Chi naviga in rete, lascia sempre delle tracce. Anche la condivisione di informazioni riguardo a età, musica preferita, marche gradite e quant’altro lascia un’impronta gigantesca, che si traduce in dati forniti su base quotidiana ai giganti della Silicon Valley. Nell’informativa sulla privacy di Facebook (sottoposta a modifiche dall’entrata in vigore del RGPD e dagli ultimi avvenimenti) vi era scritto che Facebook non possiede solamente i diritti di tutte le immagini che pubblicate sulla sua piattaforma, ma anche dei dati di profilo pubblici; praticamente un dossier digitale, che può vendere ai propri partner.
Molti utenti non percepiscono questo come un problema: anzi si stima che circa un quarto degli utenti si rallegri dell’elaborazione dei dati personali per fini pubblicitari, che si traduce in pubblicità personalizzata, poiché queste rendono la ricerca dei beni di consumo sempre più facile.
Tuttavia tutti dovrebbero essere a conoscenza del fatto che l’archiviazione e la vendita dei propri dati comporta sempre il rischio (elevato) che quegli stessi dati finiscano nelle mani di criminali. Tra l’altro gli utenti spesso non hanno idea e men che meno controllo sulla circolazione dei propri dati in rete. Anche il semplice download di un’app garantisce spesso il diritto (senza che magari ci se ne renda conto) di tracciare dati di contatto e dettagli relativi alla connessione Internet. Questi dati fanno particolarmente gola alle aziende, che attraverso la loro vendita possono guadagnare soldi in brevissimo tempo o male che vada utilizzarli per rivolgersi agli utenti in maniera mirata con la pubblicità.
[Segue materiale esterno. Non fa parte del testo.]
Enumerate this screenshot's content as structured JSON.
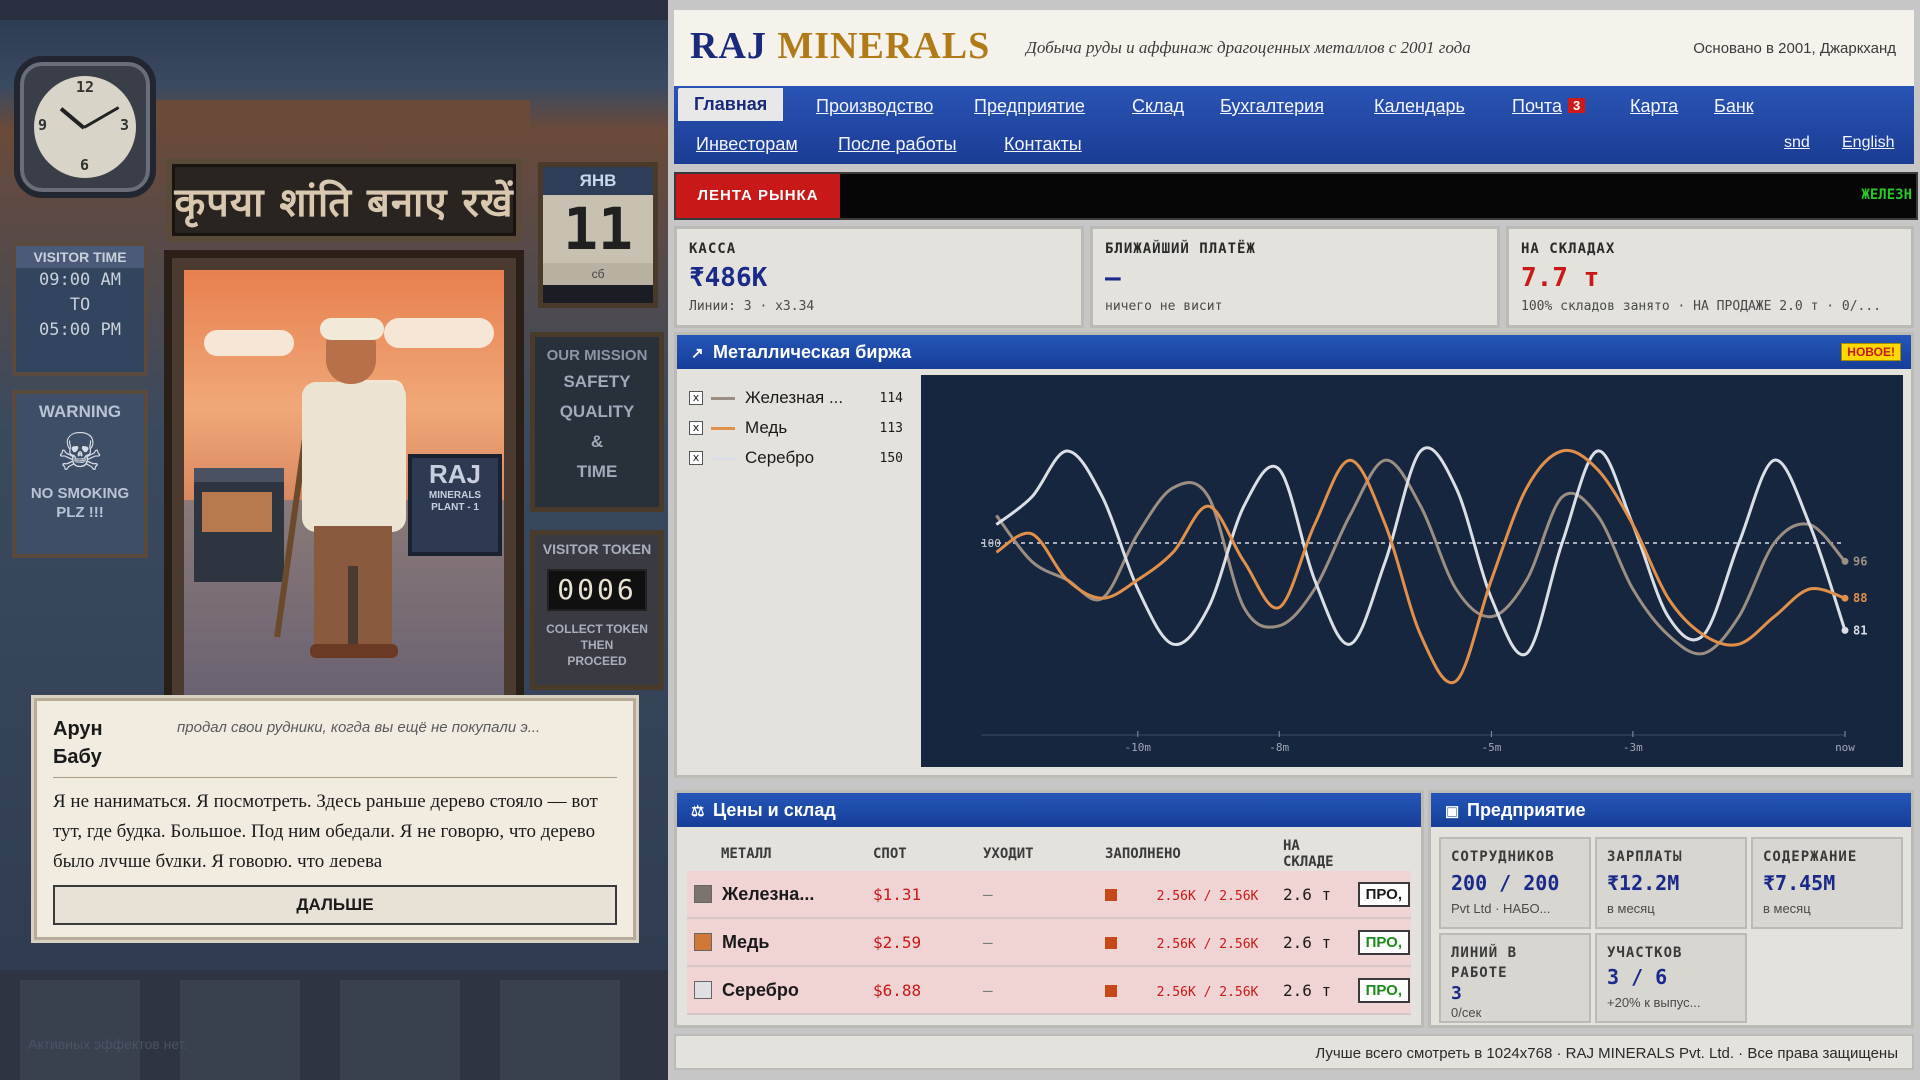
{
  "scene": {
    "clock_numbers": [
      "12",
      "9",
      "3",
      "6"
    ],
    "sign_hindi": "कृपया शांति बनाए रखें",
    "calendar": {
      "month": "ЯНВ",
      "day": "11",
      "weekday": "сб"
    },
    "visitor_time": {
      "title": "VISITOR TIME",
      "lines": [
        "09:00 AM",
        "TO",
        "05:00 PM"
      ]
    },
    "warning": {
      "title": "WARNING",
      "text": [
        "NO SMOKING",
        "PLZ !!!"
      ]
    },
    "plant_sign": {
      "big": "RAJ",
      "small": "MINERALS PLANT - 1"
    },
    "mission": {
      "title": "OUR MISSION",
      "lines": [
        "SAFETY",
        "QUALITY",
        "&",
        "TIME"
      ]
    },
    "token": {
      "title": "VISITOR TOKEN",
      "number": "0006",
      "note": [
        "COLLECT TOKEN",
        "THEN",
        "PROCEED"
      ]
    },
    "effects": "Активных эффектов нет."
  },
  "dialogue": {
    "name": "Арун Бабу",
    "tagline": "продал свои рудники, когда вы ещё не покупали э...",
    "text": "Я не наниматься. Я посмотреть. Здесь раньше дерево стояло — вот тут, где будка. Большое. Под ним обедали. Я не говорю, что дерево было лучше будки. Я говорю, что дерева",
    "next": "ДАЛЬШЕ"
  },
  "header": {
    "logo_a": "RAJ",
    "logo_b": "MINERALS",
    "slogan": "Добыча руды и аффинаж драгоценных металлов с 2001 года",
    "founded": "Основано в 2001, Джаркханд"
  },
  "nav": {
    "row1": [
      "Главная",
      "Производство",
      "Предприятие",
      "Склад",
      "Бухгалтерия",
      "Календарь",
      "Почта",
      "Карта",
      "Банк"
    ],
    "mail_badge": "3",
    "row2": [
      "Инвесторам",
      "После работы",
      "Контакты"
    ],
    "lang": [
      "snd",
      "English"
    ]
  },
  "ticker": {
    "label": "ЛЕНТА РЫНКА",
    "text": "ЖЕЛЕЗН"
  },
  "cards": [
    {
      "title": "КАССА",
      "value": "₹486K",
      "sub": "Линии: 3 · x3.34"
    },
    {
      "title": "БЛИЖАЙШИЙ ПЛАТЁЖ",
      "value": "—",
      "sub": "ничего не висит"
    },
    {
      "title": "НА СКЛАДАХ",
      "value": "7.7 т",
      "sub": "100% складов занято · НА ПРОДАЖЕ 2.0 т · 0/..."
    }
  ],
  "exchange": {
    "title": "Металлическая биржа",
    "badge": "НОВОЕ!",
    "legend": [
      {
        "name": "Железная ...",
        "value": "114",
        "color": "#9a8f82"
      },
      {
        "name": "Медь",
        "value": "113",
        "color": "#e0904a"
      },
      {
        "name": "Серебро",
        "value": "150",
        "color": "#dadfe6"
      }
    ],
    "check": "x"
  },
  "chart_data": {
    "type": "line",
    "x": [
      -12,
      -11.5,
      -11,
      -10.5,
      -10,
      -9.5,
      -9,
      -8.5,
      -8,
      -7.5,
      -7,
      -6.5,
      -6,
      -5.5,
      -5,
      -4.5,
      -4,
      -3.5,
      -3,
      -2.5,
      -2,
      -1.5,
      -1,
      -0.5,
      0
    ],
    "x_ticks": [
      -10,
      -8,
      -5,
      -3,
      0
    ],
    "x_tick_labels": [
      "-10m",
      "-8m",
      "-5m",
      "-3m",
      "now"
    ],
    "reference_line": 100,
    "reference_label": "100",
    "series": [
      {
        "name": "Железная ...",
        "color": "#9a8f82",
        "values": [
          106,
          96,
          92,
          88,
          102,
          112,
          110,
          86,
          82,
          90,
          106,
          118,
          108,
          90,
          84,
          92,
          110,
          106,
          90,
          80,
          76,
          84,
          100,
          104,
          96
        ],
        "end_label": "96"
      },
      {
        "name": "Медь",
        "color": "#e0904a",
        "values": [
          98,
          102,
          92,
          88,
          92,
          98,
          108,
          96,
          86,
          104,
          118,
          104,
          80,
          70,
          92,
          112,
          120,
          116,
          104,
          88,
          80,
          78,
          84,
          90,
          88
        ],
        "end_label": "88"
      },
      {
        "name": "Серебро",
        "color": "#dadfe6",
        "values": [
          104,
          110,
          120,
          110,
          90,
          78,
          86,
          108,
          116,
          92,
          78,
          96,
          120,
          112,
          88,
          76,
          100,
          120,
          104,
          84,
          80,
          100,
          118,
          104,
          81
        ],
        "end_label": "81"
      }
    ]
  },
  "inventory": {
    "title": "Цены и склад",
    "headers": [
      "МЕТАЛЛ",
      "СПОТ",
      "УХОДИТ",
      "ЗАПОЛНЕНО",
      "НА СКЛАДЕ"
    ],
    "rows": [
      {
        "name": "Железна...",
        "swatch": "#7a746c",
        "spot": "$1.31",
        "out": "—",
        "filled": "2.56K / 2.56K",
        "stock": "2.6 т",
        "sell": "ПРО,",
        "sell_green": false
      },
      {
        "name": "Медь",
        "swatch": "#d07838",
        "spot": "$2.59",
        "out": "—",
        "filled": "2.56K / 2.56K",
        "stock": "2.6 т",
        "sell": "ПРО,",
        "sell_green": true
      },
      {
        "name": "Серебро",
        "swatch": "#e0e0e4",
        "spot": "$6.88",
        "out": "—",
        "filled": "2.56K / 2.56K",
        "stock": "2.6 т",
        "sell": "ПРО,",
        "sell_green": true
      }
    ]
  },
  "enterprise": {
    "title": "Предприятие",
    "cells": [
      {
        "title": "СОТРУДНИКОВ",
        "value": "200 / 200",
        "sub": "Pvt Ltd · НАБО..."
      },
      {
        "title": "ЗАРПЛАТЫ",
        "value": "₹12.2M",
        "sub": "в месяц"
      },
      {
        "title": "СОДЕРЖАНИЕ",
        "value": "₹7.45M",
        "sub": "в месяц"
      },
      {
        "title": "ЛИНИЙ В РАБОТЕ",
        "value": "3",
        "sub": "0/сек"
      },
      {
        "title": "УЧАСТКОВ",
        "value": "3 / 6",
        "sub": "+20% к выпус..."
      }
    ]
  },
  "footer": "Лучше всего смотреть в 1024x768 · RAJ MINERALS Pvt. Ltd. · Все права защищены"
}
La pubblicità personalizzata è tra l’altro un utilizzo relativamente innocuo dei dati personalizzati: quando i cosiddetti social engineer hanno i vostri dati a propria disposizione, infatti, il pericolo è ben maggiore; essi sono infatti i truffatori della nuova era: i social engineer illudono le proprie vittime di essere in grado di mettere mano ai loro dati o ai loro risparmi. I metodi più utilizzati sono quelli di impadronirsi di una falsa identità così da ottenere la fiducia delle proprie vittime con l’inganno. Spesso si presentano come appartenenti a qualche tipo di autorità (ad esempio da incaricati della banca o da membri delle forze dell’ordine) o si spacciano per amici o parenti, hackerando un profilo e scrivendo ai suoi contatti.
Una variante speciale del social engineering è il baiting (letteralmente adescare): il provider richiede i vostri dati di login della casella di posta elettronica in cambio di fantomatici download gratuiti di file di vario tipo, ottenendo così accesso al vostro account. Quid Pro Quo è un metodo con il quale i truffatori danno a intendere di offrire determinate prestazioni di servizi o informazioni, se l’utente segue le loro istruzioni o se fornisce accesso a dei dati tecnici.
Un esempio: il truffatore si finge un’azienda del settore dell’IT che offre una soluzione veloce per falle ricorrenti di un dato sistema; richiede allora alla vittima del caso di disattivare il firewall e di installare un aggiornamento. Questo update si rivela successivamente un virus o uno spyware.
Gli attacchi di phishing puntano invece sulla paura e sulla fiducia che la gente ripone nelle autorità. Ad esempio, per quel che riguarda la forma e il testo, molte e-mail di phishing sono ispirate a quelle di banche o aziende di servizi rinomate. Inoltre presentano collegamenti a siti web che assomigliano a quelli delle istituzioni di cui dicono di fare parte. Se la vittima fornisce i propri dati, questi vengono inoltrati direttamente ai cyber criminali. Un’altra possibilità è quella del furto d’identità, nel qual caso i malfattori si servono dei vostri dati personali per fare acquisti o commettere reati.